Theresa May wants to bring back grammar schools, there's a problem, and to explain what that problem is, consider us, Homo sapiens, and why segregation in any form goes against our nature.
We are social animals; we are designed to live in groups. Indeed, there is strong evidence that our brain developed the way it did to facilitate living in groups.
Anthropologist Robin Dunbar reckons that the optimal size for a group of humans is 148, they call it the Dunbar Number, the cognitive limit to how many people we can hold a stable relationship with.
And Dunbar reckons that speech evolved as a form of social grooming, holding together a community. This contrasts with other great apes which rely on traditional grooming for that purpose. Dunbar says that when we started to live in bigger groups we needed something else to promote group cohesion; so language evolved, and as it did the size of the groups we lived in grew too.

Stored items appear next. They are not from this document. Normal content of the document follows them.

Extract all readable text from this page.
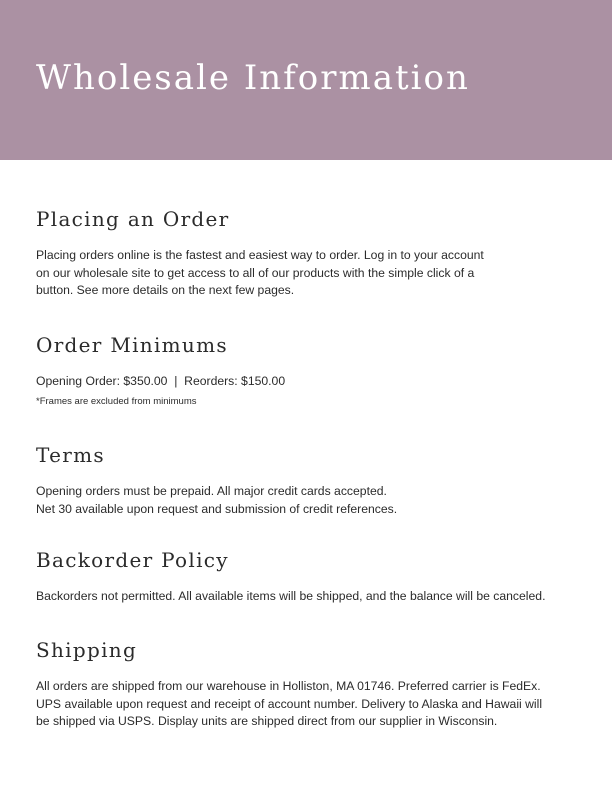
Wholesale Information
Placing an Order

Placing orders online is the fastest and easiest way to order. Log in to your account
on our wholesale site to get access to all of our products with the simple click of a
button. See more details on the next few pages.

Order Minimums

Opening Order: $350.00  |  Reorders: $150.00
*Frames are excluded from minimums

Terms

Opening orders must be prepaid. All major credit cards accepted.
Net 30 available upon request and submission of credit references.

Backorder Policy

Backorders not permitted. All available items will be shipped, and the balance will be canceled.

Shipping

All orders are shipped from our warehouse in Holliston, MA 01746. Preferred carrier is FedEx.
UPS available upon request and receipt of account number. Delivery to Alaska and Hawaii will
be shipped via USPS. Display units are shipped direct from our supplier in Wisconsin.
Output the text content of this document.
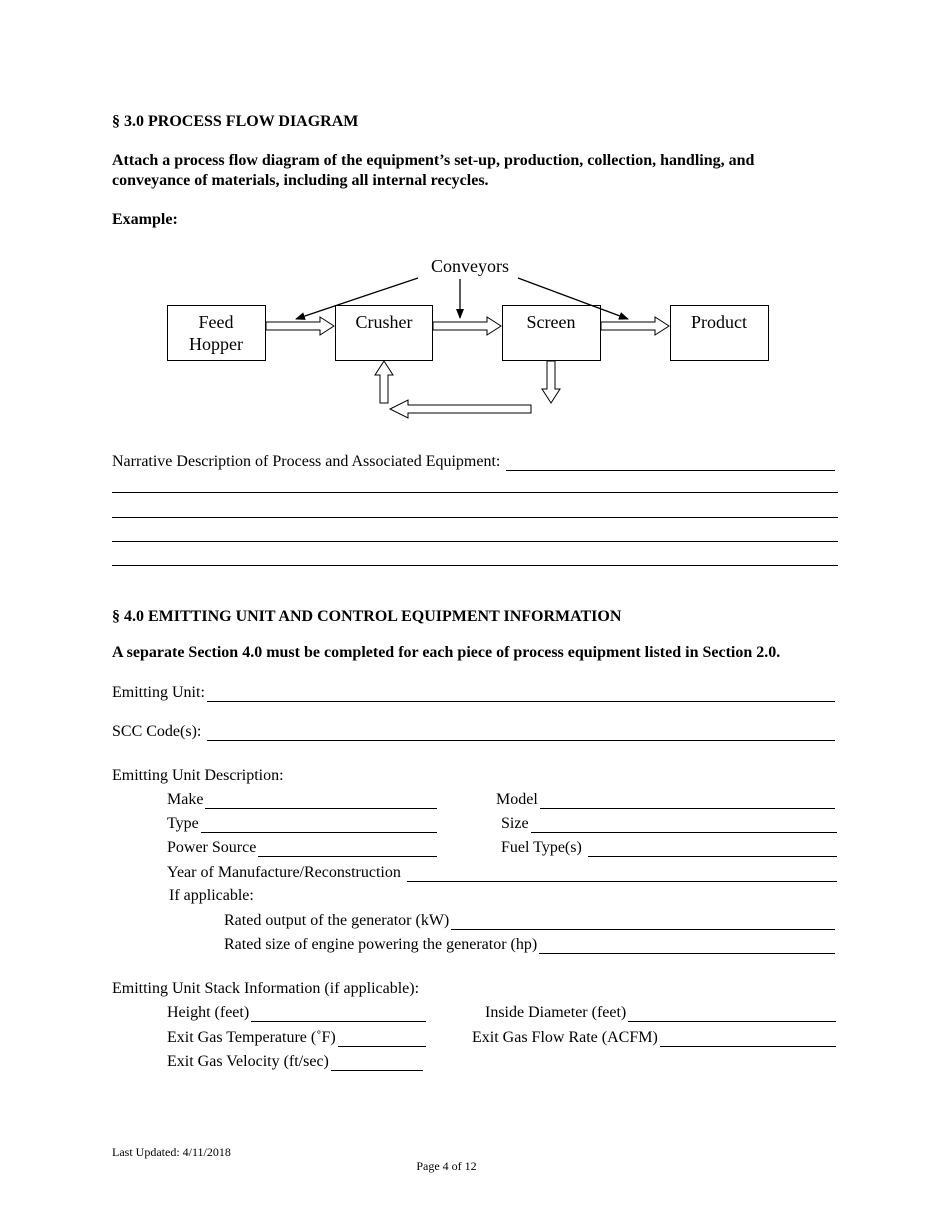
§ 3.0 PROCESS FLOW DIAGRAM
Attach a process flow diagram of the equipment’s set-up, production, collection, handling, and
conveyance of materials, including all internal recycles.
Example:
Conveyors
Feed
Hopper
Crusher	Screen	Product
Narrative Description of Process and Associated Equipment:
§ 4.0 EMITTING UNIT AND CONTROL EQUIPMENT INFORMATION
A separate Section 4.0 must be completed for each piece of process equipment listed in Section 2.0.
Emitting Unit:
SCC Code(s):
Emitting Unit Description:
Make	Model
Type	Size
Power Source	Fuel Type(s)
Year of Manufacture/Reconstruction
If applicable:
Rated output of the generator (kW)
Rated size of engine powering the generator (hp)
Emitting Unit Stack Information (if applicable):
Height (feet)	Inside Diameter (feet)
Exit Gas Temperature (˚F)	Exit Gas Flow Rate (ACFM)
Exit Gas Velocity (ft/sec)
Last Updated: 4/11/2018
Page 4 of 12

But in order to facilitate group living, evolution has hardwired certain characteristics into us. We tend to comply with the group, it's a rare individual who goes against accepted social norms. But this pressure to comply is so great that we can end up holding views and beliefs that may seem quite strange, even alien, to people from outside that group with a different culture. Sometimes the views that we develop from living in a group can even feel repugnant to outsiders.
Take an example of this, something called group polarisation. Studies show that if you put a group of mild risk takers together, then that group exaggerates this risk-taking tendency and a culture for reckless gambling emerges. The same applies, but in reverse, with a group made of people who are mildly risk averse, the group ends up paralysed with indecisiveness.
Groups exaggerate.
When you try to segregate children by ability, you are often segregating by ambition and drive, even though these characteristics can develop at different stages in a person’s development. So if you form a group of people who are all highly driven, focused on success and ambitious, then those characteristics become the overall driver of the group. Its culture creates an upwards spiral.

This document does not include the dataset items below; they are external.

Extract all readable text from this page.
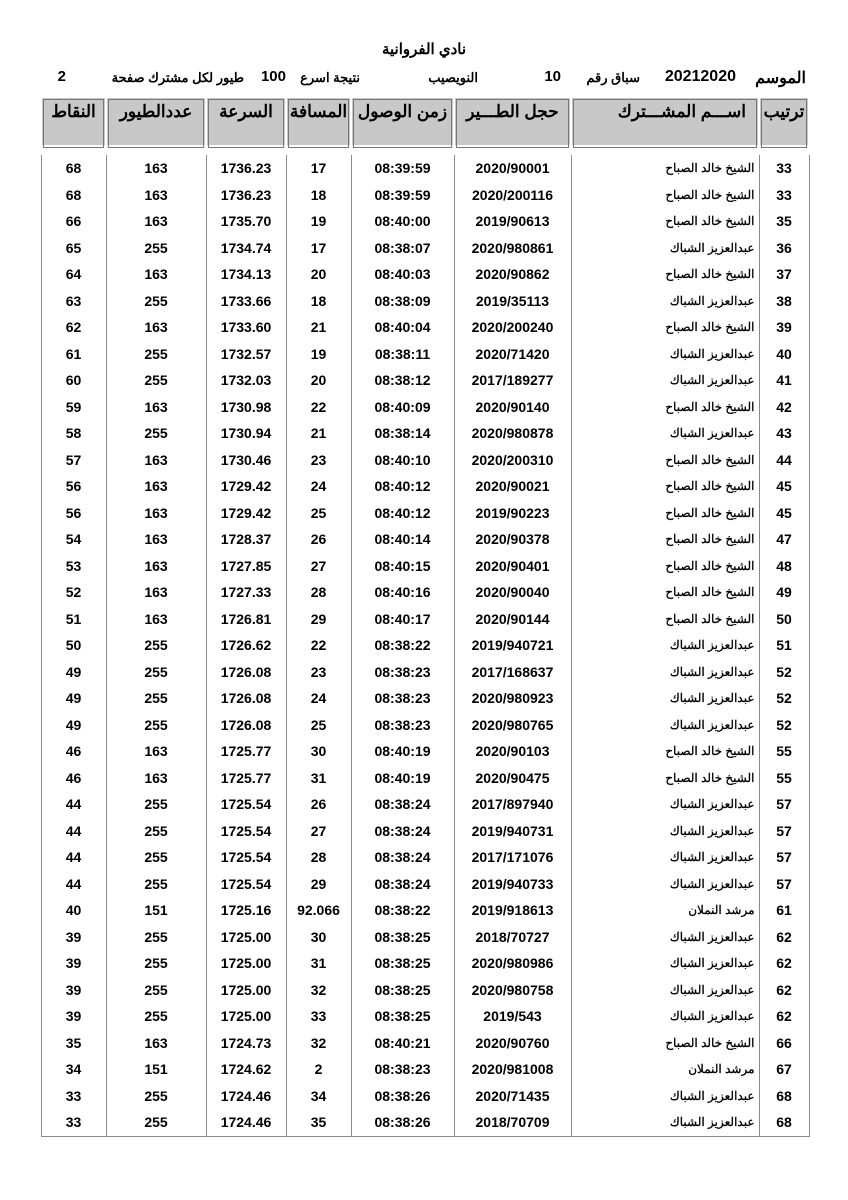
نادي الفروانية
الموسم
20212020
سباق رقم
10
النويصيب
نتيجة اسرع
100
طيور لكل مشترك صفحة
2
ترتيب	اســـم المشـــترك	حجل الطـــير	زمن الوصول	المسافة	السرعة	عددالطيور	النقاط
33	الشيخ خالد الصباح	2020/90001	08:39:59	17	1736.23	163	68
33	الشيخ خالد الصباح	2020/200116	08:39:59	18	1736.23	163	68
35	الشيخ خالد الصباح	2019/90613	08:40:00	19	1735.70	163	66
36	عبدالعزيز الشباك	2020/980861	08:38:07	17	1734.74	255	65
37	الشيخ خالد الصباح	2020/90862	08:40:03	20	1734.13	163	64
38	عبدالعزيز الشباك	2019/35113	08:38:09	18	1733.66	255	63
39	الشيخ خالد الصباح	2020/200240	08:40:04	21	1733.60	163	62
40	عبدالعزيز الشباك	2020/71420	08:38:11	19	1732.57	255	61
41	عبدالعزيز الشباك	2017/189277	08:38:12	20	1732.03	255	60
42	الشيخ خالد الصباح	2020/90140	08:40:09	22	1730.98	163	59
43	عبدالعزيز الشباك	2020/980878	08:38:14	21	1730.94	255	58
44	الشيخ خالد الصباح	2020/200310	08:40:10	23	1730.46	163	57
45	الشيخ خالد الصباح	2020/90021	08:40:12	24	1729.42	163	56
45	الشيخ خالد الصباح	2019/90223	08:40:12	25	1729.42	163	56
47	الشيخ خالد الصباح	2020/90378	08:40:14	26	1728.37	163	54
48	الشيخ خالد الصباح	2020/90401	08:40:15	27	1727.85	163	53
49	الشيخ خالد الصباح	2020/90040	08:40:16	28	1727.33	163	52
50	الشيخ خالد الصباح	2020/90144	08:40:17	29	1726.81	163	51
51	عبدالعزيز الشباك	2019/940721	08:38:22	22	1726.62	255	50
52	عبدالعزيز الشباك	2017/168637	08:38:23	23	1726.08	255	49
52	عبدالعزيز الشباك	2020/980923	08:38:23	24	1726.08	255	49
52	عبدالعزيز الشباك	2020/980765	08:38:23	25	1726.08	255	49
55	الشيخ خالد الصباح	2020/90103	08:40:19	30	1725.77	163	46
55	الشيخ خالد الصباح	2020/90475	08:40:19	31	1725.77	163	46
57	عبدالعزيز الشباك	2017/897940	08:38:24	26	1725.54	255	44
57	عبدالعزيز الشباك	2019/940731	08:38:24	27	1725.54	255	44
57	عبدالعزيز الشباك	2017/171076	08:38:24	28	1725.54	255	44
57	عبدالعزيز الشباك	2019/940733	08:38:24	29	1725.54	255	44
61	مرشد النملان	2019/918613	08:38:22	92.066	1725.16	151	40
62	عبدالعزيز الشباك	2018/70727	08:38:25	30	1725.00	255	39
62	عبدالعزيز الشباك	2020/980986	08:38:25	31	1725.00	255	39
62	عبدالعزيز الشباك	2020/980758	08:38:25	32	1725.00	255	39
62	عبدالعزيز الشباك	2019/543	08:38:25	33	1725.00	255	39
66	الشيخ خالد الصباح	2020/90760	08:40:21	32	1724.73	163	35
67	مرشد النملان	2020/981008	08:38:23	2	1724.62	151	34
68	عبدالعزيز الشباك	2020/71435	08:38:26	34	1724.46	255	33
68	عبدالعزيز الشباك	2018/70709	08:38:26	35	1724.46	255	33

When you form a group of people who are less driven, and may even be made up of people who feel as if they have failed, the result can be a group mentality that frowns on excellence and celebrates a poor work ethic as applied to academic study.

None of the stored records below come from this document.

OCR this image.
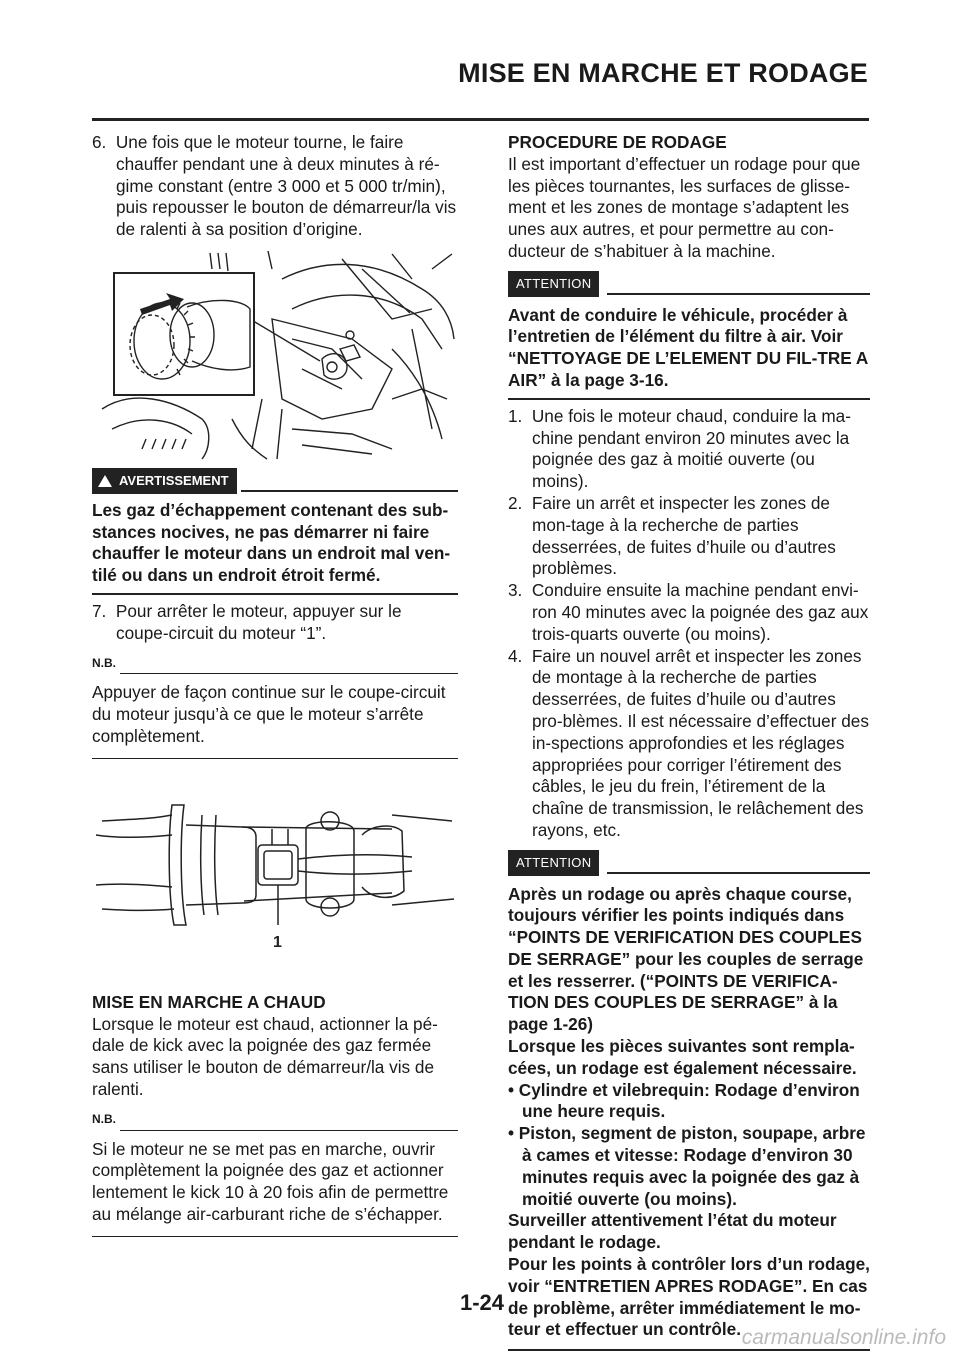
MISE EN MARCHE ET RODAGE

6.  Une fois que le moteur tourne, le faire chauffer pendant une à deux minutes à ré-gime constant (entre 3 000 et 5 000 tr/min), puis repousser le bouton de démarreur/la vis de ralenti à sa position d’origine.

AVERTISSEMENT

Les gaz d’échappement contenant des sub-stances nocives, ne pas démarrer ni faire chauffer le moteur dans un endroit mal ven-tilé ou dans un endroit étroit fermé.

7.  Pour arrêter le moteur, appuyer sur le coupe-circuit du moteur “1”.

N.B.

Appuyer de façon continue sur le coupe-circuit du moteur jusqu’à ce que le moteur s’arrête complètement.

1

MISE EN MARCHE A CHAUD

Lorsque le moteur est chaud, actionner la pé-dale de kick avec la poignée des gaz fermée sans utiliser le bouton de démarreur/la vis de ralenti.

N.B.

Si le moteur ne se met pas en marche, ouvrir complètement la poignée des gaz et actionner lentement le kick 10 à 20 fois afin de permettre au mélange air-carburant riche de s’échapper.

PROCEDURE DE RODAGE

Il est important d’effectuer un rodage pour que les pièces tournantes, les surfaces de glisse-ment et les zones de montage s’adaptent les unes aux autres, et pour permettre au con-ducteur de s’habituer à la machine.

ATTENTION

Avant de conduire le véhicule, procéder à l’entretien de l’élément du filtre à air. Voir “NETTOYAGE DE L’ELEMENT DU FIL-TRE A AIR” à la page 3-16.

1.  Une fois le moteur chaud, conduire la ma-chine pendant environ 20 minutes avec la poignée des gaz à moitié ouverte (ou moins).

2.  Faire un arrêt et inspecter les zones de mon-tage à la recherche de parties desserrées, de fuites d’huile ou d’autres problèmes.

3.  Conduire ensuite la machine pendant envi-ron 40 minutes avec la poignée des gaz aux trois-quarts ouverte (ou moins).

4.  Faire un nouvel arrêt et inspecter les zones de montage à la recherche de parties desserrées, de fuites d’huile ou d’autres pro-blèmes. Il est nécessaire d’effectuer des in-spections approfondies et les réglages appropriées pour corriger l’étirement des câbles, le jeu du frein, l’étirement de la chaîne de transmission, le relâchement des rayons, etc.

ATTENTION

Après un rodage ou après chaque course, toujours vérifier les points indiqués dans “POINTS DE VERIFICATION DES COUPLES DE SERRAGE” pour les couples de serrage et les resserrer. (“POINTS DE VERIFICA-TION DES COUPLES DE SERRAGE” à la page 1-26)

Lorsque les pièces suivantes sont rempla-cées, un rodage est également nécessaire.

• Cylindre et vilebrequin: Rodage d’environ une heure requis.

• Piston, segment de piston, soupape, arbre à cames et vitesse: Rodage d’environ 30 minutes requis avec la poignée des gaz à moitié ouverte (ou moins).

Surveiller attentivement l’état du moteur pendant le rodage.

Pour les points à contrôler lors d’un rodage, voir “ENTRETIEN APRES RODAGE”. En cas de problème, arrêter immédiatement le mo-teur et effectuer un contrôle.

1-24
carmanualsonline.info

People who may well have become quite capable of excelling in the future can become swept up in this cultural ethos, and can be held back from fulfilling potential, maybe forever.
There are different types of intelligence. Some people have oral skills and can talk persuasively, but are incapable of expressing their ideas in a written form. For some, it is the opposite. Some people are more empathetic, others more logical in their reasoning.
All these skills are important, but if grammar schools end up lumping people together who have certain characteristics the end result can be disastrous for both groups, starving each of diversity in attitudes, beliefs and skill types, creating one group: the achievers, who may become locked into a narrow mindset and become out of touch with wider society; while those who fail to get into the grammar school group can be locked into an attitude of self-fulfilling low expectations, and will, in any case, be robbed of the opportunity of gaining what Malcolm Gladwell calls 10,000 hours of experience that is so critical for success.
Not only would the re-introduction of the grammar school system be disastrous for those who do not get into grammar schools, especially late developers who are denied the chance of fulfilling potential, but it may even have a negative impact on those who go to grammar school.
Both society and the economy would be poorer. If anything, we need greater exposure to different ideas, beliefs and attitudes at schools, not less.